This discussion covers only scientific, medical and technical literature. It is not meant to provide guidance in the arts, humanities and social sciences, where the meanings of 'primary literature' and 'secondary literature' are quite different.
In the sciences, primary literature reports the results of original research, research that finds something that no one knew before. It may be work done in a laboratory or observation of natural phenomena. Sometimes it gives the results of redoing work that someone else has already done just to see if it is correct. As one student said recently, "It's like a lab report."
Scientific primary literature usually has a title that summarizes the findings. Primary articles normally have the same or similar sections:
Secondary scientific literature describes or discusses primary literature. This can take the form of a literature review or meta-review, where the authors have read many primary articles to describe the current state of knowledge of a scientific topic. A news story about a new scientific finding is also a secondary article.
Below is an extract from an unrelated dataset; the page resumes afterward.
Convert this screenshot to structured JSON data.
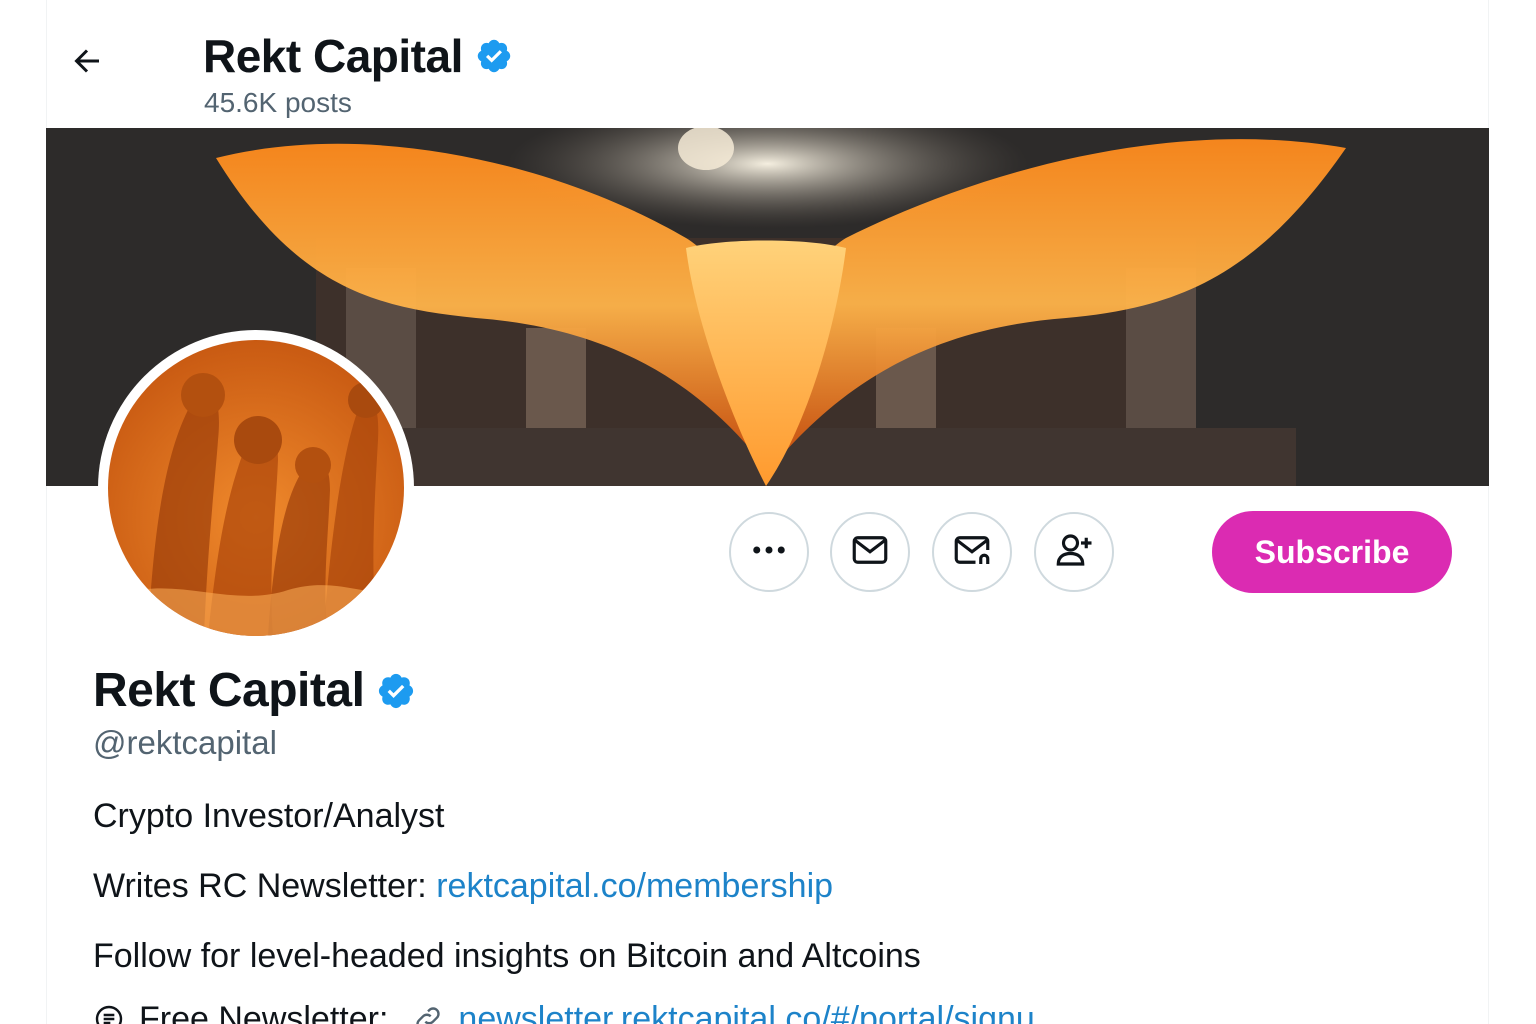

Some journals publish both primary and secondary articles. The two most important English-language science journals, Nature and Science, both do this. So you will need to carefully read the article to see what kind of article it is.
One excellent source of secondary articles only is the Annual Reviews series, many of which we have in full text. These annual publications cover one field, like biochemistry or genetics. Each volume has from 15 to 30 articles. Each article revised what we know about one topic. The bibliographies can run to a hundred to two hundred or more articles.